Capturing the Mouse

I was looking around, and I don’t see any obvious way to have Panda capture my mouse. I want to have mouse movements move the camera around, and I don’t want to have my mouse controlling a pointer.

It looks like I can hide the pointer, and use base.win.movePointer() to keep it from getting out of the window, which should give me all I need, but this seems a lot more clunky than most of the features I’ve used thus far in panda. Is there a better way to do this?

Also, I’ve seen a GraphicsWindowInputDevice class mentioned in comments and it sounds like it might have what I want, but I can’t find the actual module to import for this.

donwload the Yet another Roaming ralph example here it has good codeing for this type of camera although this code is a little advanced and maybe had to understand some of it but there is alot of info in the posts!

discourse.panda3d.org/viewtopic … light=yarr

Yet Another Roaming Ralph uses the base.win.movePointer() method that I mentioned in my first post. If that’s the way to do this in panda, that’s fine.

Yes. The better (more stable, less hacky, less jitter) way to do it would be to put the mouse into MRelative mode and not reset the mouse anymore.
This doesn’t work well on every platform, though.
A unified mouselook system has been planned for a future release.

I’m confused by your MRelative comment, or maybe this just doesn’t work well on my platform (Dell Inspiron 1420 run Ubuntu Gutsy Gibbon with a GeForce 8 Series card… and completely outdated drivers).

Specifically, I don’t understand what you mean by “not reset the mouse anymore” When I set the mouse to MRelative, I still need to move it back to the center of the screen. It doesn’t appear to save me any work at all, aside from not needing to subtract out the screen center position. And the code is almost identical, so I don’t see how it’s less hacky or more stable. I still need to keep track of the actual window size to recenter the pointer, and now I also need to correct for the screensize when I move the mouse (since no matter how big the screen is or what the width/height ratio is, I get a (-1,1) position)

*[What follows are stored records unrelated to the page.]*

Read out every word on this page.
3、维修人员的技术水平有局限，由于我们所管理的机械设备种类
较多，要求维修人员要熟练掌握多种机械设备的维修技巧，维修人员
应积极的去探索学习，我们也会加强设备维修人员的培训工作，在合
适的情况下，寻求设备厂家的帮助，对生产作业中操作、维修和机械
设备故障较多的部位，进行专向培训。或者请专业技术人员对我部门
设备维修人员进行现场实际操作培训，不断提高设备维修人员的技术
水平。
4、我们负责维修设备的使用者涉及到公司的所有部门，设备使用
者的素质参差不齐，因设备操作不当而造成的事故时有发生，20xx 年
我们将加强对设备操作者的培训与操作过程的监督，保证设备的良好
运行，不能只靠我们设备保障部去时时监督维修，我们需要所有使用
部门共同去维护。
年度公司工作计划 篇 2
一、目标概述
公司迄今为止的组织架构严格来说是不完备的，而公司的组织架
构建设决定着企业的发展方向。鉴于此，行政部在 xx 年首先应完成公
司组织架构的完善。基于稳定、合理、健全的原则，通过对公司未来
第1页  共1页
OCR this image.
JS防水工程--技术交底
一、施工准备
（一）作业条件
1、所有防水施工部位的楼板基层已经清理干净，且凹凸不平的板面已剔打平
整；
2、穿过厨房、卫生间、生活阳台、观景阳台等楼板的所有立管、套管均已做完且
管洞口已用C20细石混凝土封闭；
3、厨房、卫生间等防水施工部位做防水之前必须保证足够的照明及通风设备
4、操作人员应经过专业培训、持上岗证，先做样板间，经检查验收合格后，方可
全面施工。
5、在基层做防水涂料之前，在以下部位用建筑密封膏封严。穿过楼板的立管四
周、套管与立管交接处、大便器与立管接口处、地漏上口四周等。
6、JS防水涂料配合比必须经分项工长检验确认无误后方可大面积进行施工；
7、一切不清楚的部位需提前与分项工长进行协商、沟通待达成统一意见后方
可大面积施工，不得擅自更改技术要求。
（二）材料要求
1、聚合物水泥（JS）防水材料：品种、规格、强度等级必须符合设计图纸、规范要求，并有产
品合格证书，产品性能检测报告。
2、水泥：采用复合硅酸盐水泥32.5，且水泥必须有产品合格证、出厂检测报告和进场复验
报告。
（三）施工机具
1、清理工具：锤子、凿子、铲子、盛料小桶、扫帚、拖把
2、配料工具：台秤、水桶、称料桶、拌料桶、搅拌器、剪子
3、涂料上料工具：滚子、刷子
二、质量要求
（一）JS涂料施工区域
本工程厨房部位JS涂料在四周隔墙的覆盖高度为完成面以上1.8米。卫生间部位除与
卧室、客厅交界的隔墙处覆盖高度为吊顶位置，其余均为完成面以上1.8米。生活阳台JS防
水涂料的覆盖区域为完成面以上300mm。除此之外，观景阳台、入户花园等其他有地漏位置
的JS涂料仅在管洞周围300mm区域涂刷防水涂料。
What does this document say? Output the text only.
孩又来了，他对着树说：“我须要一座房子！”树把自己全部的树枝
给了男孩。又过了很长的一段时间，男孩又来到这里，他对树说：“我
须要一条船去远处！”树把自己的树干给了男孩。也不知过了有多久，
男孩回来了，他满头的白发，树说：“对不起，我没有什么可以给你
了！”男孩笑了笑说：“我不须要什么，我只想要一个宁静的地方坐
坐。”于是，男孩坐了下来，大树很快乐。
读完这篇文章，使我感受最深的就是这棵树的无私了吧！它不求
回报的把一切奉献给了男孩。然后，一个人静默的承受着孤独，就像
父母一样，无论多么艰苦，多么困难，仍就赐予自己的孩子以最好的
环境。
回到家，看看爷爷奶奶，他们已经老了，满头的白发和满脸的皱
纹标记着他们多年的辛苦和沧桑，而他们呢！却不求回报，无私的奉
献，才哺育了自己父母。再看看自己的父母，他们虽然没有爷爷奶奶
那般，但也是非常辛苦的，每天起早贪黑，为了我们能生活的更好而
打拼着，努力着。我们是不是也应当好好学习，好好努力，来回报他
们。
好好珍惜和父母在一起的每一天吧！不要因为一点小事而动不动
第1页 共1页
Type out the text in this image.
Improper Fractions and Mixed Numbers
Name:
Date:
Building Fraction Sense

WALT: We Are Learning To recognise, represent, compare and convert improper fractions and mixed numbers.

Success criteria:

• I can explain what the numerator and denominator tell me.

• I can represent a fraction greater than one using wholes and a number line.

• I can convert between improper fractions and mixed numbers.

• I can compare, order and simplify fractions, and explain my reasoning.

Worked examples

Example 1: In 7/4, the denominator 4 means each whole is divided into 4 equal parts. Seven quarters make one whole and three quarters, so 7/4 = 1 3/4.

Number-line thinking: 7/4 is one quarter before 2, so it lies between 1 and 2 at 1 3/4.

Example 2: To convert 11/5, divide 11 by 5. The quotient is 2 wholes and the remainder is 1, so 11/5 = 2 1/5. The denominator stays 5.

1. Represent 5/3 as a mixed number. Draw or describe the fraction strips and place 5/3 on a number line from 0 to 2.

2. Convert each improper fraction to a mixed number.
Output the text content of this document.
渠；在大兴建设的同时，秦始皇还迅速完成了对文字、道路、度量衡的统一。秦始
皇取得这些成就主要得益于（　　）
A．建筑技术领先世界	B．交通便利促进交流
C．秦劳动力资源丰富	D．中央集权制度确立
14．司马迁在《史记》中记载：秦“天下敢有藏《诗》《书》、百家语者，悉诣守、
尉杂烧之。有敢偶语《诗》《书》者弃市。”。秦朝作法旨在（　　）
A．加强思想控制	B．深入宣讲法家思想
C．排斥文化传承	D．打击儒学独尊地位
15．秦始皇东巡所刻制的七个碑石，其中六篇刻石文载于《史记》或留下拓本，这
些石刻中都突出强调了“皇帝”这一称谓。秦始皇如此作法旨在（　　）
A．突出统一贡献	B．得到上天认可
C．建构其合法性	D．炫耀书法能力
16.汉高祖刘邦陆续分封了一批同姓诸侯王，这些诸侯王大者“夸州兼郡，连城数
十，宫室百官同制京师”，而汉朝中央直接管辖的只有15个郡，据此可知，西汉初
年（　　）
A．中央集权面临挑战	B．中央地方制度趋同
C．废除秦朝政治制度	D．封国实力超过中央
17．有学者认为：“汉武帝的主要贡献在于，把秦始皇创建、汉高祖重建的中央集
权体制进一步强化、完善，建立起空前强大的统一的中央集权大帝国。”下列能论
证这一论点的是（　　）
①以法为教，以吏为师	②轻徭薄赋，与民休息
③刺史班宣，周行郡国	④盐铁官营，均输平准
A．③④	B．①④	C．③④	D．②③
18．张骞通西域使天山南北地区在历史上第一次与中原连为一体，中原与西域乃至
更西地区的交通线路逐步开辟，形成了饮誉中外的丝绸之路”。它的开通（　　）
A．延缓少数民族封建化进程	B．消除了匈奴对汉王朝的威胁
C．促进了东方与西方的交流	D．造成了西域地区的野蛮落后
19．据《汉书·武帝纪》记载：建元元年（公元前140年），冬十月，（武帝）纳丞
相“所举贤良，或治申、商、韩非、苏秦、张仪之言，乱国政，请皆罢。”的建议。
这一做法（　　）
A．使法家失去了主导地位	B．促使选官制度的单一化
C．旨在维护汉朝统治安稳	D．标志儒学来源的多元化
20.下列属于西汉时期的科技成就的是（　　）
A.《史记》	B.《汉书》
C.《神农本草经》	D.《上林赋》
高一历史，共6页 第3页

Both methods look just as jittery to me. I’m planning to try and fix the jitter by not parenting the camera directly to the NodePath that I’m rotating with the mouse. Instead I’ll parent it to another NodePath that will smoothly rotate to the position of the first NodePath over 1/20 a second.

Or am I misunderstanding you?

actually relative mouse mode should fixate the cursor in place and let panda recieve all movements

try this code. press F1 after start to reset the smiley.

import sys
from pandac.PandaModules import loadPrcFileData
loadPrcFileData("", "win-size 500 500")
import direct.directbase.DirectStart
from direct.task import Task
from pandac.PandaModules import *

props = WindowProperties()
props.setCursorHidden(True)
props.setMouseMode(WindowProperties.MRelative)
base.disableMouse()
base.win.requestProperties(props)
p = loader.loadModel("smiley")
p.reparentTo(render)
camera.setPos(0, 0, 200)
camera.lookAt(p)
base.oldx = 0
base.oldy = 0

def movepointer(task):
    md = base.win.getPointer(0)
    x = md.getX()
    y = md.getY()
    if x != base.oldx or y != base.oldy:
        print -1 *(base.oldx - x), base.oldy - y
        p.setX(p, (-0.1 *(base.oldx - x)))
        p.setY(p, (base.oldy - y)*0.1)
    base.oldx = x
    base.oldy = y
    return Task.cont

taskMgr.add(movepointer, "foobar")
base.accept("f1", p.setPos, [0, 0, 0])
base.accept("escape", sys.exit)
run()

it should hide the cursor and print the pointer position relative to last frame. and it should move the smiley around, of course. press F1 if you loose him

Actually, with relative mouse mode you can’t really talk about a ‘cursor’ anymore, as the mouse is really not on the screen anymore. Panda just receives relative mouse information from the driver then, meaning that you won’t lose the subpixel accuracy that is lost when resetting the mouse to the center.

Note that relative mouse mode on Linux is only supported in 1.7.0 (or the CVS head) and requires the X11 extension Xxf86dga to be installed.

I want to use mouse look even if mouse buttons are not pressed, how to achieve that?

I still want to be able to capture mouse click events.

Have you tried using the sample code above? It has nothing to do with mouse buttons, which will still come in through the normal channels.

David

Oh sorry, did not write one important detail, i want to prevent mouse from leaving window (first and third person camera).

If you’re on Linux, MRelative mouse mode should do the trick. If not, you just need to reposition the cursor to the center of the window (or any other place, but that’s the most natural) in every frame.

Yeah, that is what i am doing now, i just thought that there is a way to go around that hack :slight_smile:

Actually, I’m quite convinced that’s how most games do it :stuck_out_tongue:.